LANGFUSE_PUBLIC_KEY=""
LANGFUSE_BASE_URL="http://localhost:port"
OPENAI_API_KEY=""
b) create file which runs open telemetry and initialize it at the very top of your application start
import * as dotenv from 'dotenv';
dotenv.config(); // ← must run before any Langfuse / OTel import reads env vars
import { NodeSDK } from '@opentelemetry/sdk-node';
import { LangfuseSpanProcessor } from '@langfuse/otel';
const sdk = new NodeSDK({
spanProcessors: [new LangfuseSpanProcessor()],
});
sdk.start();
c) for each appGraph invokation add CallbackHandler
// Each invocation gets its own handler so the trace is correctly scoped.

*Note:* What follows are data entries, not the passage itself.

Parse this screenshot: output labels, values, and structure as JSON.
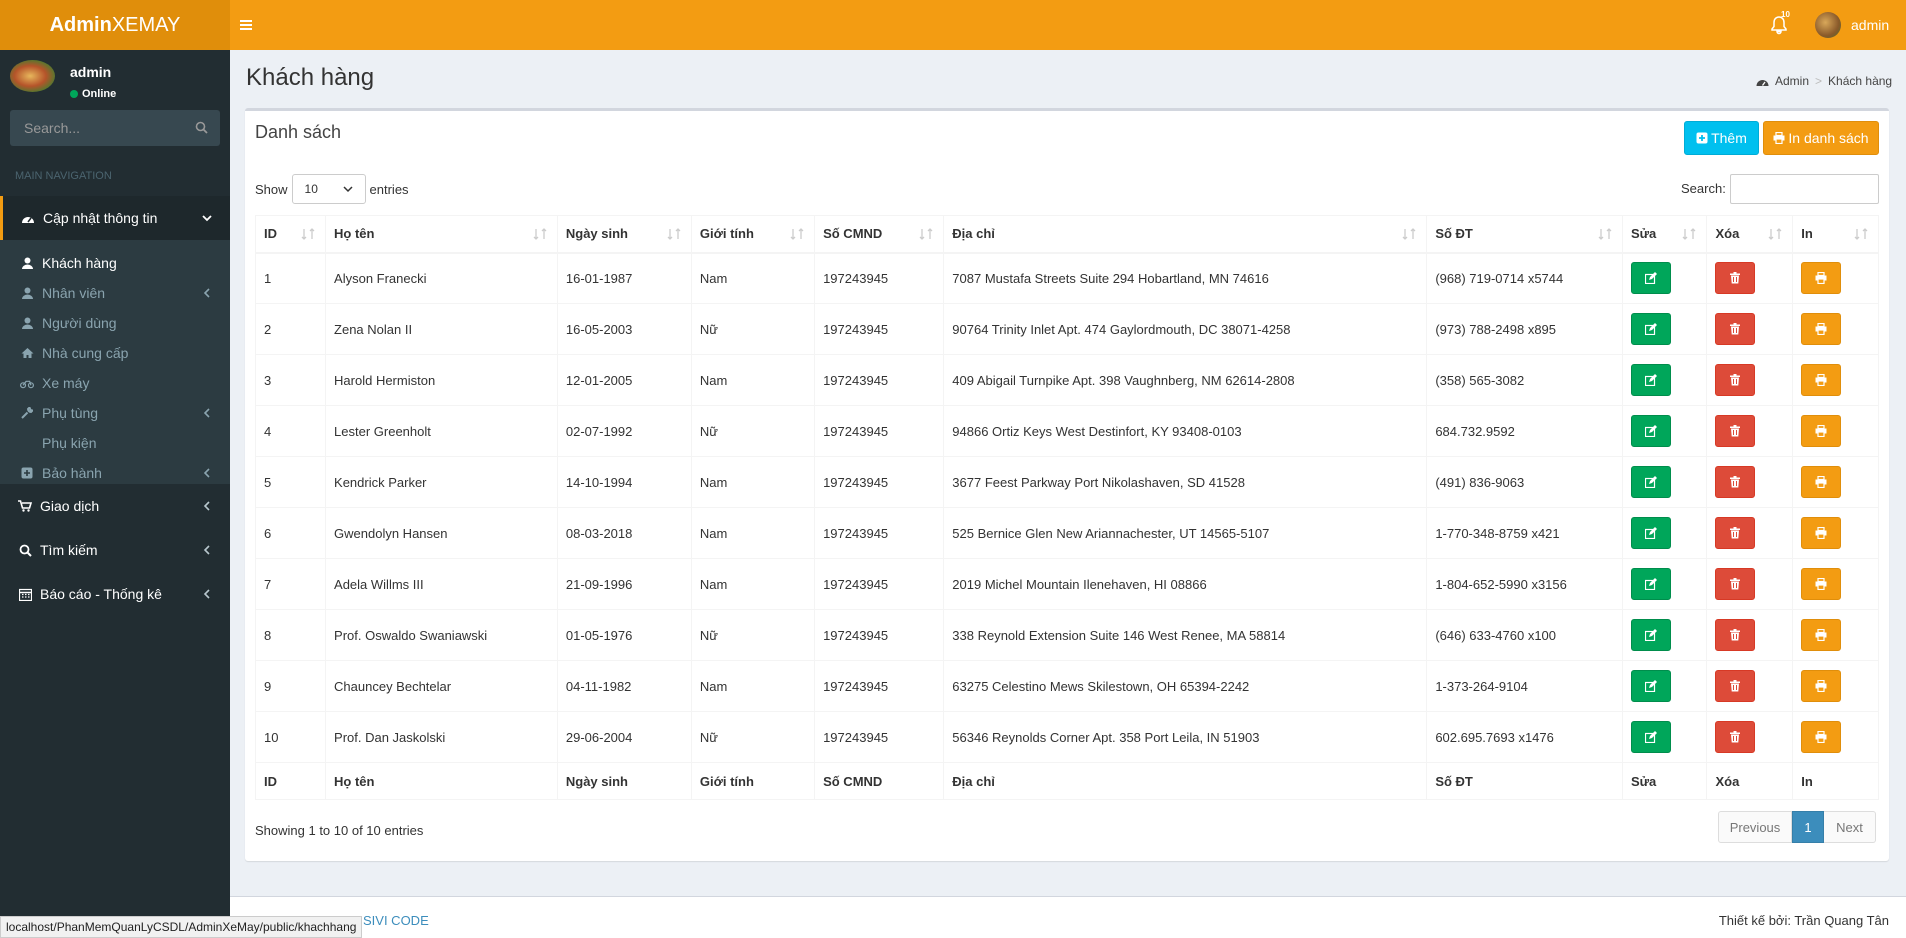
{
  "header": {
    "logo_bold": "Admin",
    "logo_rest": "XEMAY",
    "notif_count": "10",
    "user": "admin"
  },
  "sidebar": {
    "user_name": "admin",
    "status": "Online",
    "search_placeholder": "Search...",
    "nav_heading": "MAIN NAVIGATION",
    "open_menu": "Cập nhật thông tin",
    "sub_items": [
      {
        "label": "Khách hàng",
        "icon": "user-icon"
      },
      {
        "label": "Nhân viên",
        "icon": "user-tie-icon"
      },
      {
        "label": "Người dùng",
        "icon": "user-icon"
      },
      {
        "label": "Nhà cung cấp",
        "icon": "home-icon"
      },
      {
        "label": "Xe máy",
        "icon": "motorcycle-icon"
      },
      {
        "label": "Phụ tùng",
        "icon": "wrench-icon"
      },
      {
        "label": "Phụ kiện",
        "icon": ""
      },
      {
        "label": "Bảo hành",
        "icon": "plus-square-icon"
      }
    ],
    "menu": [
      {
        "label": "Giao dịch",
        "icon": "cart-icon"
      },
      {
        "label": "Tìm kiếm",
        "icon": "search-icon"
      },
      {
        "label": "Báo cáo - Thống kê",
        "icon": "calendar-icon"
      }
    ]
  },
  "page": {
    "title": "Khách hàng",
    "breadcrumb": [
      "Admin",
      "Khách hàng"
    ]
  },
  "box": {
    "title": "Danh sách",
    "add_label": "Thêm",
    "print_label": "In danh sách",
    "show_label": "Show",
    "entries_label": "entries",
    "page_size": "10",
    "search_label": "Search:",
    "info": "Showing 1 to 10 of 10 entries",
    "prev": "Previous",
    "current_page": "1",
    "next": "Next"
  },
  "table": {
    "columns": [
      "ID",
      "Họ tên",
      "Ngày sinh",
      "Giới tính",
      "Số CMND",
      "Địa chỉ",
      "Số ĐT",
      "Sửa",
      "Xóa",
      "In"
    ],
    "rows": [
      [
        "1",
        "Alyson Franecki",
        "16-01-1987",
        "Nam",
        "197243945",
        "7087 Mustafa Streets Suite 294 Hobartland, MN 74616",
        "(968) 719-0714 x5744"
      ],
      [
        "2",
        "Zena Nolan II",
        "16-05-2003",
        "Nữ",
        "197243945",
        "90764 Trinity Inlet Apt. 474 Gaylordmouth, DC 38071-4258",
        "(973) 788-2498 x895"
      ],
      [
        "3",
        "Harold Hermiston",
        "12-01-2005",
        "Nam",
        "197243945",
        "409 Abigail Turnpike Apt. 398 Vaughnberg, NM 62614-2808",
        "(358) 565-3082"
      ],
      [
        "4",
        "Lester Greenholt",
        "02-07-1992",
        "Nữ",
        "197243945",
        "94866 Ortiz Keys West Destinfort, KY 93408-0103",
        "684.732.9592"
      ],
      [
        "5",
        "Kendrick Parker",
        "14-10-1994",
        "Nam",
        "197243945",
        "3677 Feest Parkway Port Nikolashaven, SD 41528",
        "(491) 836-9063"
      ],
      [
        "6",
        "Gwendolyn Hansen",
        "08-03-2018",
        "Nam",
        "197243945",
        "525 Bernice Glen New Ariannachester, UT 14565-5107",
        "1-770-348-8759 x421"
      ],
      [
        "7",
        "Adela Willms III",
        "21-09-1996",
        "Nam",
        "197243945",
        "2019 Michel Mountain Ilenehaven, HI 08866",
        "1-804-652-5990 x3156"
      ],
      [
        "8",
        "Prof. Oswaldo Swaniawski",
        "01-05-1976",
        "Nữ",
        "197243945",
        "338 Reynold Extension Suite 146 West Renee, MA 58814",
        "(646) 633-4760 x100"
      ],
      [
        "9",
        "Chauncey Bechtelar",
        "04-11-1982",
        "Nam",
        "197243945",
        "63275 Celestino Mews Skilestown, OH 65394-2242",
        "1-373-264-9104"
      ],
      [
        "10",
        "Prof. Dan Jaskolski",
        "29-06-2004",
        "Nữ",
        "197243945",
        "56346 Reynolds Corner Apt. 358 Port Leila, IN 51903",
        "602.695.7693 x1476"
      ]
    ]
  },
  "footer": {
    "link": "SIVI CODE",
    "credit": "Thiết kế bởi: Trần Quang Tân"
  },
  "statusbar": "localhost/PhanMemQuanLyCSDL/AdminXeMay/public/khachhang",
  "colors": {
    "header": "#f39c12",
    "sidebar": "#222d32",
    "edit": "#00a65a",
    "delete": "#dd4b39",
    "print": "#f39c12",
    "add": "#00c0ef"
  }
}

const langfuseHandler = new CallbackHandler({
tags: ['langgraph', 'portfolio-review'],
});
// Invoke the graph — it will pause at the first interrupt in humanReview
const result = await this.appGraph.invoke(initialState, {
...this.threadConfig,
callbacks: [langfuseHandler],
});
Observations in practice
Here are examples of some observations that we can make thanks to Langfuse dashboard.
In the screenshot below there is a call to the llm visible with most important properties like the prompt, user input, llm output, time it took or tokens usage (117):
Here you can see a verbose table of logs of any action taken by the agent. The table is interactive, firterable and costomizable.

Summary
In this post we have covered the basics of observability of agentic systems. There are mentioned the main features of Langfuse, instalation guide for NestJS apps with example LangGraph integration and finally - tracing examples of the working agent app.